Riccardo Chailly leads the Concertgebouw Orchestra in some of Prokofiev's most colourful works, featuring the Netherlands Radio Choir, the Chorus of Dutch National Opera and mezzo-soprano Ekaterine Semenchuk in the cantata Alexander Nevsky.
About this concert
Film music, ballets, symphonies – Prokofiev could write absolutely anything and was rarely at a loss for catchy melodies. Riccardo Chailly has given the orchestral wizard pride of place on this programme featuring the captivating cantata Alexander Nevsky, in which the Concertgebouw Orchestra joins forces with two large choirs and celebrated mezzo-soprano Ekaterina Semenchuk. Prokofiev’s adventurous, far too rarely performed Symphony No. 4 is programmed before the interval. In this work Prokofiev reused material from an unfinished ballet. Riccardo Chailly conducts the second, much improved, version from 1947. The second movement in particular is one of the finest hidden gems in the orchestral repertoire.

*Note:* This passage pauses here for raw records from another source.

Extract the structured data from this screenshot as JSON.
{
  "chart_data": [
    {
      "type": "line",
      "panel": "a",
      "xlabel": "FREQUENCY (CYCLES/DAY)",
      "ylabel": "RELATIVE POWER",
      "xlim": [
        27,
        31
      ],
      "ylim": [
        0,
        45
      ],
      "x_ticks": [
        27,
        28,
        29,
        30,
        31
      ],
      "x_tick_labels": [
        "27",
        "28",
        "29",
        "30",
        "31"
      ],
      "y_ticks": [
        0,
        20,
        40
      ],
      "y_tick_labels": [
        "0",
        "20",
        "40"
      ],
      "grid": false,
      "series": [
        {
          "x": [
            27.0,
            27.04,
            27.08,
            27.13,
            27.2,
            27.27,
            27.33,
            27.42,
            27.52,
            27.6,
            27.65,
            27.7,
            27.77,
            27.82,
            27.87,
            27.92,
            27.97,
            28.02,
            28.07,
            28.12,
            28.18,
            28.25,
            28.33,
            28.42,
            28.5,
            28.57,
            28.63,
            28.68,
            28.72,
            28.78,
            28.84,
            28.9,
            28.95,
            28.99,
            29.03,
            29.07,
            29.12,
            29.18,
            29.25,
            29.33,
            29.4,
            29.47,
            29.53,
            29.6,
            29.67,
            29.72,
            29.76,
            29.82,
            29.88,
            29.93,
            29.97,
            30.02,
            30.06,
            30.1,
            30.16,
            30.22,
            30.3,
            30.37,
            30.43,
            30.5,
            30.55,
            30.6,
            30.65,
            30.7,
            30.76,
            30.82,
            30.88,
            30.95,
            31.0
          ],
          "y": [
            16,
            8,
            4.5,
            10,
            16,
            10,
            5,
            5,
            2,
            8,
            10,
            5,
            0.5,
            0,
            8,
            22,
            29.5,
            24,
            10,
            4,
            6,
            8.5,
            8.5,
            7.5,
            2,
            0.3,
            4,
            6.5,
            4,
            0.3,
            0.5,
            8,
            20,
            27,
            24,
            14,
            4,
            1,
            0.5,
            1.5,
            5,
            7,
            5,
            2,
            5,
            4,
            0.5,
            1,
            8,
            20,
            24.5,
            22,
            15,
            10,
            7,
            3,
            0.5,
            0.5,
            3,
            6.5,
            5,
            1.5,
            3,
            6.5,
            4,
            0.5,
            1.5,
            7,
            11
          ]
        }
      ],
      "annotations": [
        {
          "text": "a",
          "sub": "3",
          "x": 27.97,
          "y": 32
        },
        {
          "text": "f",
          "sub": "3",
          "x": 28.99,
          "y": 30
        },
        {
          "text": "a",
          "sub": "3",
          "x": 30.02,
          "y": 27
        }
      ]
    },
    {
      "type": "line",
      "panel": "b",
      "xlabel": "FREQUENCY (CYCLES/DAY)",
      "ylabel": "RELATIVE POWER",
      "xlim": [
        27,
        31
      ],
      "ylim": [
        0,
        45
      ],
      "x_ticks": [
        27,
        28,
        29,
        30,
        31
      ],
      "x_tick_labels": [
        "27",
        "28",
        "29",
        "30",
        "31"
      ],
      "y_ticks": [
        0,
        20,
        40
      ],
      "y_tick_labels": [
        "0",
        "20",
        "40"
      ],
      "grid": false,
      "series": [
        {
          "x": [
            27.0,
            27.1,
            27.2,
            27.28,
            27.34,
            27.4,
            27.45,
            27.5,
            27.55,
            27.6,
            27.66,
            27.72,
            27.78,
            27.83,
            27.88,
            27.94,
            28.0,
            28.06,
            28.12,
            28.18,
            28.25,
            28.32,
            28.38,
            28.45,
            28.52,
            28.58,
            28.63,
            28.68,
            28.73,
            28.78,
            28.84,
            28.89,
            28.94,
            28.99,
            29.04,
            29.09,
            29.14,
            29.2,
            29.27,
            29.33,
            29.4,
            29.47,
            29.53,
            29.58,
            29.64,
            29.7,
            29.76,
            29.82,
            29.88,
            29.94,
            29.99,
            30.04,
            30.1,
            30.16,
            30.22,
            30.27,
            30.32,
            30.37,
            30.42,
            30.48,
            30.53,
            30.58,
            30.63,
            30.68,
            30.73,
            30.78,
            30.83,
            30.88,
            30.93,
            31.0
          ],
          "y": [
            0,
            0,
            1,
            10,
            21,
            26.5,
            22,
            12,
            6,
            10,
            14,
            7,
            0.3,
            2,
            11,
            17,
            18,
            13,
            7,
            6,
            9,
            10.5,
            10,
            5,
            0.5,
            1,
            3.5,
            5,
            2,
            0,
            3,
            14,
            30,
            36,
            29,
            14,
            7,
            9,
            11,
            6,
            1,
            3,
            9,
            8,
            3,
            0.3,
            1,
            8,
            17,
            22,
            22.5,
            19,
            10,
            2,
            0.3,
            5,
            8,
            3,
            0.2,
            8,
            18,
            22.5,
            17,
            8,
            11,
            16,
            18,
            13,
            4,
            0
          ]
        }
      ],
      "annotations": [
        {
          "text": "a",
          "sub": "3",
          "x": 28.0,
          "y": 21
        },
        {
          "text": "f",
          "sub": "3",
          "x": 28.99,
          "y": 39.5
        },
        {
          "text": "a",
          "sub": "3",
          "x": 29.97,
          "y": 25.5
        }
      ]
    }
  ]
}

Alexander Nevsky was the result of an extraordinary collaboration between the composer Sergey Prokofiev and the film director Sergey Eisenstein, who had great admiration for each other. Prokofiev took the best parts of the film score to forge a floridly orchestrated cantata, with songs brimming with tragedy, suspense and folk melodies.
On Alexander Nevsky
Like many other twentieth-century compositions, Prokofiev's Alexander Nevsky, composed at the height of Stalin’s regime, is linked to nationalist ideologies. The text, about a thirteenth-century prince who defeated the invaders, glorifies the collective identity and moral righteousness of ‘the Russian people’. However, performing the cantata is not the same as endorsing its nationalistic content. The Concertgebouw Orchestra wishes to emphasise that performing the work in the context of a concert allows it to be listened to critically, as a historical artefact and as music, rather than to be used as a means of state propaganda.
Conductor Riccardo Chailly says: ‘I focus solely on the artistic value. It is a masterpiece. Period. Great artists of the past, such as Prokofiev and Shostakovich, must be protected from any association with the current regime.’
The second movement in particular is one of the finest hidden gems in the orchestral repertoire.